Orgulhoso está também Orlando Carvalho, que há dez anos dirige o Estabelecimento Prisional de Coimbra. “Faz parte da tradição deste estabelecimento o funcionamento do setor oficinal, com 13 áreas distintas, incluindo marcenaria e carpintaria, pelo que dissemos logo que sim quando nos perguntaram se gostaríamos de participar na construção dos confessionários”, assinala.

Orlando Carvalho, que já esteve à frente dos estabelecimentos prisionais de Aveiro e de Alcoentre, confirma que projetos como este “podem ser transformadores e fazer a diferença na vida dos reclusos, porque além da componente prática e operativa do trabalho, têm uma dimensão e projeção que outros trabalhos não têm”. No caso deste projeto em concreto, “além de ser mais bem remunerado do que o habitual, tem uma grande visibilidade pública”, o que lhes dá uma capacitação “que pode ser muito positiva”, explica. O caso do Pedro é a prova disso mesmo.

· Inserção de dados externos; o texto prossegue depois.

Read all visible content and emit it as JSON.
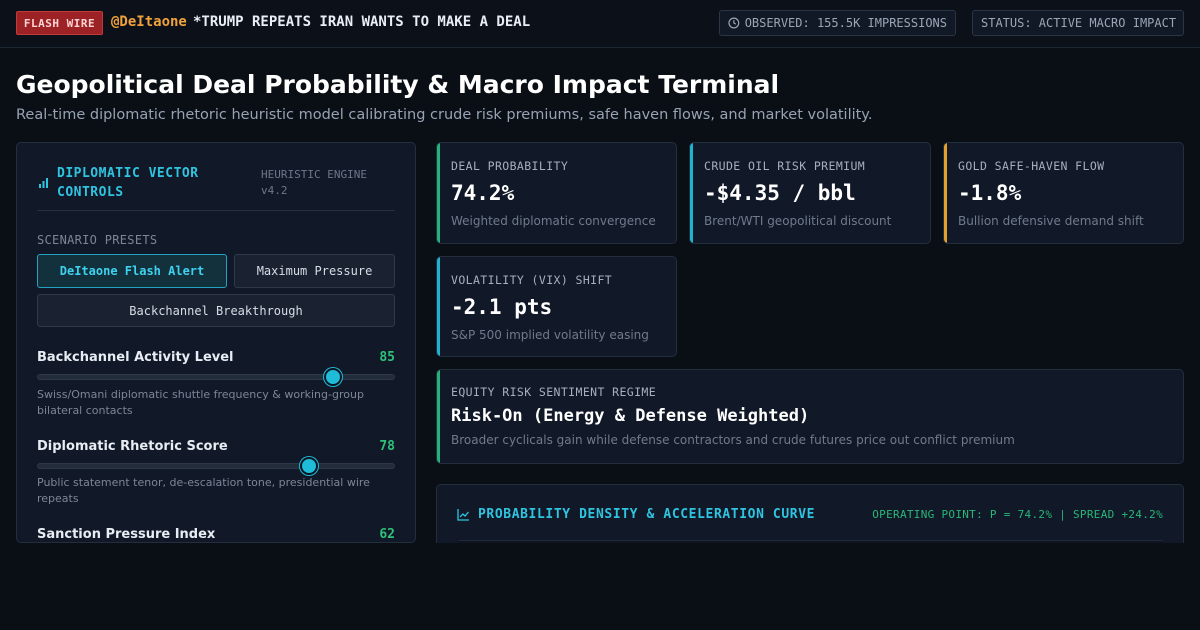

Para o atual diretor do Estabelecimento Prisional de Coimbra, “fazem muita falta mais projetos assim, que proporcionem aos reclusos experiências positivas e estruturantes e potenciem a sua reintegração social”. Até porque “a sociedade ainda não percebeu que, em vez de afastar estas pessoas ou condená-las ao esquecimento, o que precisa é de dar-lhes projetos que lhes acrescentem valor quer do ponto de vista material, quer do ponto de vista emocional”, como acontece com a construção dos confessionários para a Jornada Mundial da Juventude.

“Infelizmente, a visão do Papa Francisco sobre as prisões e os reclusos não é propriamente a dominante…”, lamenta Orlando Carvalho, que tem acompanhado o esforço de Francisco de aproximação a esta “periferia existencial”, e vai mais longe ao defender que, não só Pedro Silva, mas também outros reclusos (que continuam detidos) deveriam poder participar mais diretamente na JMJ.

Papa Francisco beija os pés a reclusos na prisão Regina Coeli, em Roma, a 29 de março de 2018. Foto © Vatican Media

O Papa beija os pés a reclusos na prisão Regina Coeli, em Roma, a 29 de março de 2018. “Infelizmente, a visão do Papa Francisco sobre as prisões e os reclusos não é propriamente a dominante…”, lamenta o diretor do Estabelecimento Prisional de Coimbra. Foto © Vatican Media.

 

“Penso que faria todo o sentido os presos terem uma participação ainda mais ativa, poderem estar presentes em algum momento da Jornada e terem contacto com o Papa”, afirma, em jeito de desafio. “Agora, cabe à Igreja e à Direção-Geral encontrarem o enquadramento ideal para que isso aconteça. Da nossa parte, isso não seria um problema”, garante. “Há formas de o fazer. Não poderiam ir todos os 560 reclusos do nosso estabelecimento, mas o facto de irem alguns seria do ponto de vista simbólico um momento importante.”

Isso, sim, “seria um sinal”. Não apenas para o Pedro, mas “para todos”.